文章目录
Scrapy相关基本介绍参考这里
一、Xpath
1、xpath简介
- xpath使用路表达式在xml和html中进行导航
- xpath包含标准函数库
- xpath是一个W3C的标准
xpath节点关系
父节点、子节点、同胞节点、先辈节点、后代节点。
2、xpath语法
表达式 | 说明 |
---|---|
article | 选取所有article元素的所有子节点 |
/article | 选取根元素article |
article/a | 选取所有属于article的子元素的a元素 |
//div | 选取所有div子元素(无论出现文档任何地方) |
article//div | 选取所有属于article元素的后代的div元素,不管它出现在article之下的任何位置 |
//@class | 选取所有名为class的属性 |
/article/div[1] | 选取属于article子元素的第一个div元素 |
/article/div[last()] | 选取属于article子元素的最后一个div元素 |
/article/div[last()-1] | 选取属于article子元素的倒数第二个div元素 |
//div[@lang] | 选取所有拥有lang属性的div元素 |
//div[@lang=‘eng’] | 选取所有lang属性为eng的div元素 |
/div/* | 选取属于div元素的所有子节点 |
//* | 选取所有元素 |
//div[@*] | 选取所有带属性的div元素 |
/div/a | //div/p | 选取所有div元素的a和p元素 |
//span | //ul | 选取文档中的span元素和ul元素 |
article/div/p | //span | 选取所有属于article元素的div元素的p元素 以及 所有的span元素 |
二、CSS选择器
表达式 | 说明 |
---|---|
* | 选择所有节点 |
#container | 选择id为container的节点 |
.container | 选择所有class包含container的节点 |
li a | 选择所有li下的所有a节点 |
ul + p | 选择ul后面(兄弟节点)的第一个p元素 |
div#container > ul | 选择id为container的div的第一个ul子节点 |
ul ~ p | 选择与ul相邻的所有p元素 |
a[title] | 选择所有有title属性的a元素 |
a[href=“http://jobbole.com”] | 选择所有href属性为jobbole.com值的a元素 |
a[href*=“jobole”] | 选择所有href属性包含jobbole的a元素 |
a[href^=“http”] | 选择所有href属性值以http开头的a元素 |
a[href$=".jpg"] | 选择所有href属性值以.jpg结尾的a元素 |
input[type=radio]:checked | 选择选中的radio的元素 |
div:not(#container) | 选取所有id非container的div属性 |
li:nth-child(3) | 选取第三个li元素 |
tr:nth-child(2n) | 第偶数个tr |
三、爬取伯乐在线——初级
一般的爬虫步骤:
- 新建项目 (
scrapy startproject xxx
):新建一个新的爬虫项目 - 明确目标(编写
items.py
):定义提取的结构化数据 - 制作爬虫(
spiders/xxspider.py
):制作爬虫开始爬取网页,提取出结构化数据 - 存储内容(
pipelines.py
):设计管道存储爬取内容
目标任务:爬取伯乐在线所有技术文档,需要爬取的内容为:标题、创建时间、网站、网站id、文章封面图url、文章封面图路径、收藏数、点赞数、评论数、全文、标签
1、创建Scrapy项目
scrapy startproject Article
cd Article
2、编写item.py文件
根据需要爬取的内容定义爬取字段,因为需要爬取的内容为:标题、创建时间、网站、网站id、文章封面图url、文章封面图路径、收藏数、点赞数、评论数、全文、标签。
# -*- coding: utf-8 -*-
# Define here the models for your scraped items
#
# See documentation in:
# https://doc.scrapy.org/en/latest/topics/items.html
import scrapy
class TestarticleItem(scrapy.Item):
title = scrapy.Field() # 标题
time = scrapy.Field() # 创建时间
url = scrapy.Field() # 网址
url_object_id = scrapy.Field() # 网址id(使用MD5方法)

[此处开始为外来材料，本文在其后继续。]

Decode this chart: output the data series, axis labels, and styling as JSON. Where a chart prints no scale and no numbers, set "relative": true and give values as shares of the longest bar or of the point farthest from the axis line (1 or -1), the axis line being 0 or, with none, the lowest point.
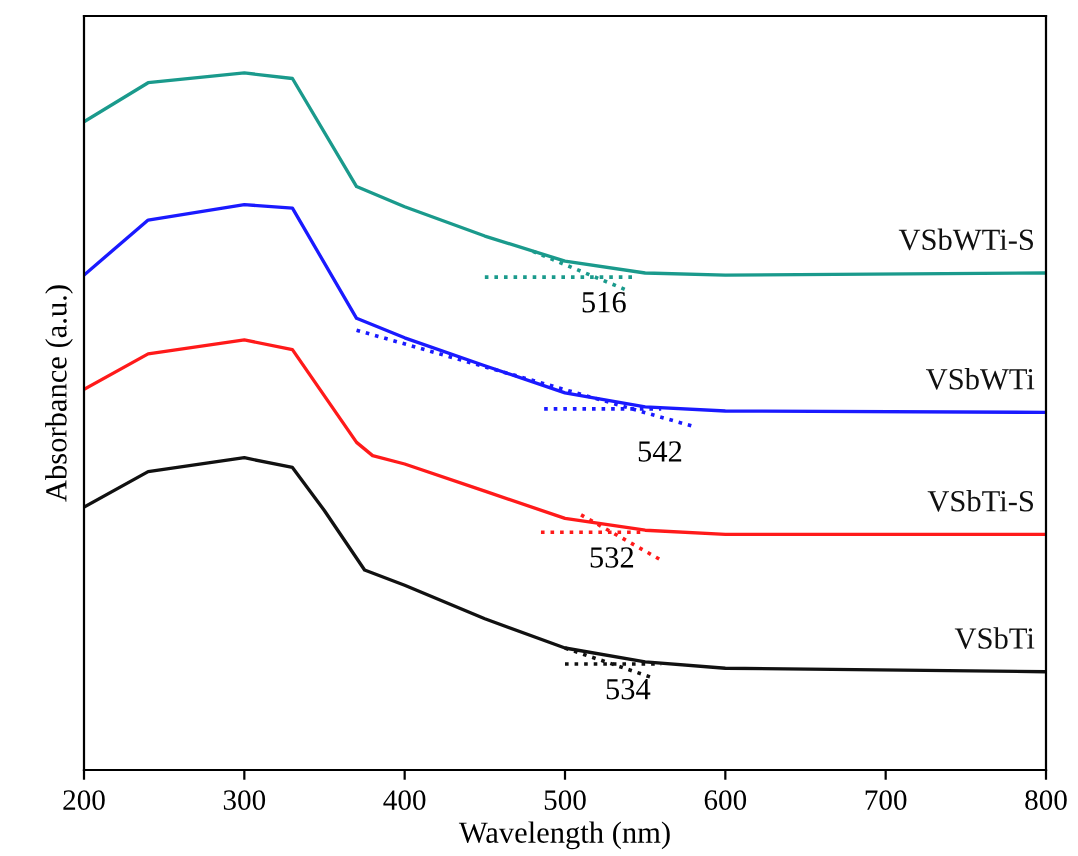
{
  "chart_data": {
    "type": "line",
    "xlabel": "Wavelength (nm)",
    "ylabel": "Absorbance (a.u.)",
    "relative": true,
    "xlim": [
      200,
      800
    ],
    "xticks": [
      200,
      300,
      400,
      500,
      600,
      700,
      800
    ],
    "grid": false,
    "legend": false,
    "line_style": "solid",
    "marker": "none",
    "series": [
      {
        "name": "VSbWTi-S",
        "color": "#1a9a8c",
        "x": [
          200,
          240,
          300,
          330,
          370,
          400,
          450,
          500,
          550,
          600,
          800
        ],
        "values": [
          0.93,
          0.986,
          1.0,
          0.992,
          0.837,
          0.808,
          0.766,
          0.73,
          0.713,
          0.71,
          0.713
        ]
      },
      {
        "name": "VSbWTi",
        "color": "#1a1aff",
        "x": [
          200,
          240,
          300,
          330,
          370,
          400,
          450,
          500,
          550,
          600,
          800
        ],
        "values": [
          0.71,
          0.789,
          0.811,
          0.806,
          0.648,
          0.62,
          0.58,
          0.541,
          0.521,
          0.515,
          0.513
        ]
      },
      {
        "name": "VSbTi-S",
        "color": "#ff1a1a",
        "x": [
          200,
          240,
          300,
          330,
          370,
          380,
          400,
          450,
          500,
          550,
          600,
          800
        ],
        "values": [
          0.546,
          0.597,
          0.617,
          0.603,
          0.47,
          0.451,
          0.439,
          0.4,
          0.361,
          0.344,
          0.338,
          0.338
        ]
      },
      {
        "name": "VSbTi",
        "color": "#111111",
        "x": [
          200,
          240,
          300,
          330,
          350,
          375,
          400,
          450,
          500,
          550,
          600,
          800
        ],
        "values": [
          0.377,
          0.428,
          0.448,
          0.434,
          0.372,
          0.287,
          0.265,
          0.217,
          0.175,
          0.155,
          0.146,
          0.141
        ]
      },
      {
        "type": "line",
        "line_style": "dotted",
        "color": "#1a9a8c",
        "x": [
          450,
          545
        ],
        "values": [
          0.707,
          0.707
        ]
      },
      {
        "type": "line",
        "line_style": "dotted",
        "color": "#1a9a8c",
        "x": [
          480,
          540
        ],
        "values": [
          0.744,
          0.687
        ]
      },
      {
        "type": "line",
        "line_style": "dotted",
        "color": "#1a1aff",
        "x": [
          370,
          580
        ],
        "values": [
          0.631,
          0.493
        ]
      },
      {
        "type": "line",
        "line_style": "dotted",
        "color": "#1a1aff",
        "x": [
          487,
          560
        ],
        "values": [
          0.518,
          0.518
        ]
      },
      {
        "type": "line",
        "line_style": "dotted",
        "color": "#ff1a1a",
        "x": [
          485,
          550
        ],
        "values": [
          0.341,
          0.341
        ]
      },
      {
        "type": "line",
        "line_style": "dotted",
        "color": "#ff1a1a",
        "x": [
          510,
          560
        ],
        "values": [
          0.366,
          0.301
        ]
      },
      {
        "type": "line",
        "line_style": "dotted",
        "color": "#111111",
        "x": [
          500,
          560
        ],
        "values": [
          0.152,
          0.152
        ]
      },
      {
        "type": "line",
        "line_style": "dotted",
        "color": "#111111",
        "x": [
          500,
          555
        ],
        "values": [
          0.175,
          0.132
        ]
      }
    ],
    "annotations": [
      "516",
      "542",
      "532",
      "534"
    ]
  }
}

front_image_url = scrapy.Field() # 文章封面图url
front_image_path = scrapy.Field() # 文章封面图路径
coll_nums = scrapy.Field() # 收藏数
comment_nums = scrapy.Field() # 评论数
fav_nums = scrapy.Field() # 点赞数
content = scrapy.Field() # 全文
tags = scrapy.Field() # 标签
3、编写spider文件
使用命令创建一个基础爬虫类:
scrapy genspider jobbole "blog.jobbole.com"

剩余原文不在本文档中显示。